Again, it is no coincidence that Republicans tend to appoint different sorts of justices than Democrats do (for what it's worth, there have only been two Democratic appointments in the last 40 years). That doesn't establish that the justices just vote their personal preferences. Returning to Schick, I can't imagine that the fact that Eisenhower issued the commutation rather than Kennedy made an iota of difference in the result, the breadth of the language in it, the decision to grant cert in the first place, etc. (To the extent that presidents mattered in the case, I would think it would have mattered much more who the president was when the case was decided (Nixon).

In any case, if prediction is the hallmark here--and given that we have both probably said as much about Toussie as we can say--why don't we settle it with a bet.
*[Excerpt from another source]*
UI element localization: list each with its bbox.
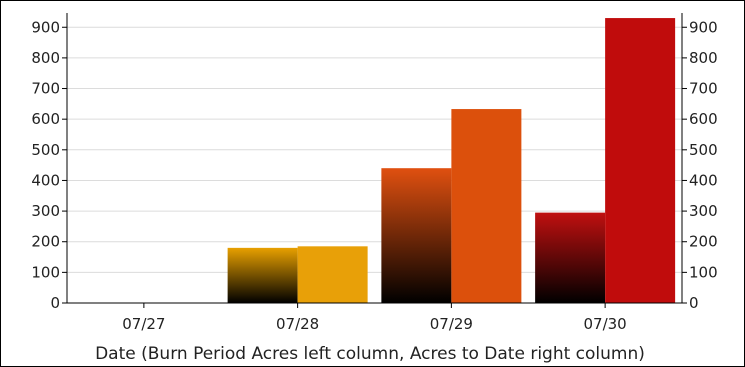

I'll bet you a steak dinner that if Toussie litigates this, he wins. (If Obama relents and moots the case by sending him an individual warrant, I would take that as vindication, but I'd be willing to call that a tie.)

P.S. Ruckman, Jr. said...

EDITOR:Prof. Kalt,

I would confess that the language "professional beliefs, opinions, and values" does not have much meaning to me. If by that you references things like restraint, activism, views of constitutional interpretation and the like, I would, again, say that the personal beliefs, opinions and values of judges trump all of that. Hence, by the usual generalizations, an activist judge will appear restraint oriented if the law is as he/she like it. And a restraint oriented jugde will act like an activist judge if the law is not like he/she likes it. The clear determinant is the personal attitude, not the claimed "philosophy." Ditto for methods of interpreting the Constitution. Those favoring historical analysis will, first and foremost, use it in a manner that suits their personal fancy. Or, they will forsake it altogether if the desired conclusion cannot be reached. The various philosophies and approaches to interpreting the Constitution are mere after-the-fact-rationaliztions, not primal causes (or very good predictors) in and of themselves. I believe Justice Stevens spoke to this with great eloquence back during the Kennedy nomination.

Best,

Brian Kalt said...

I disagree, obviously. But let's take it in your terms for the moment. What personal preferences of the justices (or at least of five of them) is served by ruling against Toussie here?

Are you saying that at least five justices will vote against Toussie because they want Bush to win that badly? Or maybe that it'll be 9-0, because the Republican justices will want Bush to win, and the Democrats will want the incumbent Obama to win?

And how about that steak dinner?

P.S. Ruckman, Jr. said...

EDITOR: Let me highly recommend 2003 Michigan Law Review Michigan Law Review, May, 2003, 101Mich. L. Rev. 1733, SURVEY: VIII. JUDICIAL DECISIONMAKING: ATTITUDES ABOUT ATTITUDES The Supreme Court and the Attitudinal Model Revisited. By Jeffrey A. Segal and Harold J. Spaeth., Michael J. Gerhardt

Brian Kalt said...

I like Gerhardt's work on impeachment, and I agree with his critique in that piece of the attitudinal model.